From The Scrap Book
Park & Pray
Nov. 29, 1989
By. Dr. Bill Randall
The facility known as “Park and Fly” where you can leave your automobile and take a Shuttle Bus to the Airport.
There was something like that in Harvey in the late 1890’s, only I call it “Park and Pray”. Bobby Dorcas (1886 – 1964), told me of the excited anticipation he and other young
boys used to share as they waited beside the St. Andrews Presbyterian Church on a Sunday morning, hoping some family head would select them to park the horse and buggy. The church had a shelter for horse teams, similar to what we would call a ‘carport’ today; and after the worshipper and his family debarked from the buggy the selected boy would proudly lead the team to the shelter; being alert to have the team ready after church, and hopefully receive a tip.
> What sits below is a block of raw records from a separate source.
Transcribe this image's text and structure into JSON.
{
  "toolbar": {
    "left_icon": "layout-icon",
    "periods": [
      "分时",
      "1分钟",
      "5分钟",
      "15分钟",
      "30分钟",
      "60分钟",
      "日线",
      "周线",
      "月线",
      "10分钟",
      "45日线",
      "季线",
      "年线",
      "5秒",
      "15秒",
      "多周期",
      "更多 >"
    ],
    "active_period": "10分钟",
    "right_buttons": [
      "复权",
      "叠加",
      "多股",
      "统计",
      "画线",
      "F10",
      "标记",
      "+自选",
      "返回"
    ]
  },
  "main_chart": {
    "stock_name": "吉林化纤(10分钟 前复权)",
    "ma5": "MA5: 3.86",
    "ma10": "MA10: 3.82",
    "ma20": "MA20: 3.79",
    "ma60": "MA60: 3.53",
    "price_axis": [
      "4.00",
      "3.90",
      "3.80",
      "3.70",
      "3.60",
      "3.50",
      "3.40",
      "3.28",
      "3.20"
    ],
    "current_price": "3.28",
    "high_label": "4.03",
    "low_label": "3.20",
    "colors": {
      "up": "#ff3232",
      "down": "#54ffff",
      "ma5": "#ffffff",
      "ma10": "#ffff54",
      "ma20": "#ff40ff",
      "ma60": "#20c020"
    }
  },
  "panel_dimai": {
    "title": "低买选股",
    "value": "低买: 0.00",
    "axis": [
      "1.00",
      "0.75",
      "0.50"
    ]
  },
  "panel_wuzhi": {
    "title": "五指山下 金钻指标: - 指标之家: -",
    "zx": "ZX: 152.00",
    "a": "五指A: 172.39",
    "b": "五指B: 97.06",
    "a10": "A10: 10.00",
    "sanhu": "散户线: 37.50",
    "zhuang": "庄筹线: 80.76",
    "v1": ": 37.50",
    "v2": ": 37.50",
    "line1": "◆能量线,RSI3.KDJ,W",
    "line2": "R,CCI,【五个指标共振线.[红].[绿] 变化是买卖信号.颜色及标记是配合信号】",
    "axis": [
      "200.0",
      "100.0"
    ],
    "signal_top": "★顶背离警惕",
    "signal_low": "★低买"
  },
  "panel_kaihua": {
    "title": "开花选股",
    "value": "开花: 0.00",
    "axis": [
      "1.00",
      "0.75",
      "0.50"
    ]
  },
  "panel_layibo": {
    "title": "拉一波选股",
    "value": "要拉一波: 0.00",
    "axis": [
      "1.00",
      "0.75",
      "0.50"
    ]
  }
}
The big tipper would have been Andrew Coburn, (1828-1907). He was probably the most affluent member of the church at that time, and drove a matched team of sprightly driving horses and a splendid two-seater topped buggy. Andrew, the son of Harvey original settler John Coburn and Elizabeth Lessley seemed to have a talent for being at the right place at the right time. Andrew had acquired tracts of lands adjacent to property through which the first railway would pass and he assembled a portable saw-mill which could provide fuel wood according to railway specifications. The mill was mounted on a wagon drawn by horses and was powered by the horses walking on an endless belt. Andrew’s prosperity allowed him to build a beautiful home for his wife Elizabeth (Messer) and the nine children they were to rear. This home was built on what we now call Hanselpacker Hill, opposite the entrance to the Arena Complex.
The home was handed down through the generations to Bessie Burrell who married Fred Hanselpacker, then down to Hollis Hanselpacker and now to George Hanselpacker.
If you were the lucky boy who got to park Andrew’s rig, you might get ten cents. Can’t you just see these eager boys with their high topped shoes, their knee length britches, their coats with sleeves too short, (for they were growing so rapidly) their faces meticulously scrubbed, their hair pomaded (Bobby’s curls could never be controlled) and the eager smiles?
Is this going to be my lucky day? Will I get a tip from Park and Pray?